Pono Plant access to important plants

Māmaki

Pipturus albidus

status: see notes

A native you can actually grow and use. Māmaki is an endemic member of the nettle family, the source of a caffeine-free Hawaiian tea, a traditional fiber and medicine plant, and the beloved host of the endemic Kamehameha butterfly. It is fast, forgiving, and unlisted, which makes it one of the most reachable important plants there is.

Status

Endemic to Hawai'i and not listed as threatened. It is common and vigorous enough to be grown and harvested for tea, and Plant Pono screens it as a low-risk, non-invasive plant that is safe to grow here.

Native range

Endemic to Hawai'i, on all the main islands except Ni'ihau and Kaho'olawe, from about 200 to 6,000 feet in coastal, mesic, and wet forest.

Propagation

  • seed, sown directly or started and transplanted at 8 to 12 inches tall
  • generally fast and forgiving

Under the mist

Our hypothesis, not established: It roots and grows fast from seed and cuttings, so it is a low-stakes plant to try on the propagation bench.

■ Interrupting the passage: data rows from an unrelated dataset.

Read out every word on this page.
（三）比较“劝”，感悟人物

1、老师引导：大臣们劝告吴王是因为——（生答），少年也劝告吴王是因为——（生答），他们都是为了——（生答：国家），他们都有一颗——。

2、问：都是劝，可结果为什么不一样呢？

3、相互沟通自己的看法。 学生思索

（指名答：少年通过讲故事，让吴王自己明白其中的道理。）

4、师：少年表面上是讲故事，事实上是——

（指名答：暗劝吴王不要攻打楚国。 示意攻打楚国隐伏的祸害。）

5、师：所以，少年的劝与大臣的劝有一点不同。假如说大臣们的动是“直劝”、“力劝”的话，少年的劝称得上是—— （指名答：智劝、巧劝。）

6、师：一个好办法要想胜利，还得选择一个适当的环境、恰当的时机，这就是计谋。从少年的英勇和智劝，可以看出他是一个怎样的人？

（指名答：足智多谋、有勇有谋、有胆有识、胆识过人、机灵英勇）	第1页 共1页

We have not run it under mist yet, so we call that a plan, not a result.

Access

  • Nursery-propagated only, never wild-collected.
  • Unlisted and non-invasive, so it is legal to grow and share as ordinary nursery stock.
  • Any plant leaving Hawai'i goes through USDA and Hawai'i Department of Agriculture inspection first, with no soil on the roots.

How to obtain: waitlist

Māmaki is the rare important plant that asks little of you. It grows fast, it is not fussy, and it is not endangered, so growing and sharing it takes nothing from the wild.

Its leaves make a caffeine-free tea long used in Hawai'i, and early Hawaiians used the wood for kapa beaters and the plant for fiber and medicine (DLNR).

It also feeds the forest. Māmaki is a host plant for the endemic Kamehameha butterfly, so a hedge of it is habitat, not just greenery (Plant Pono).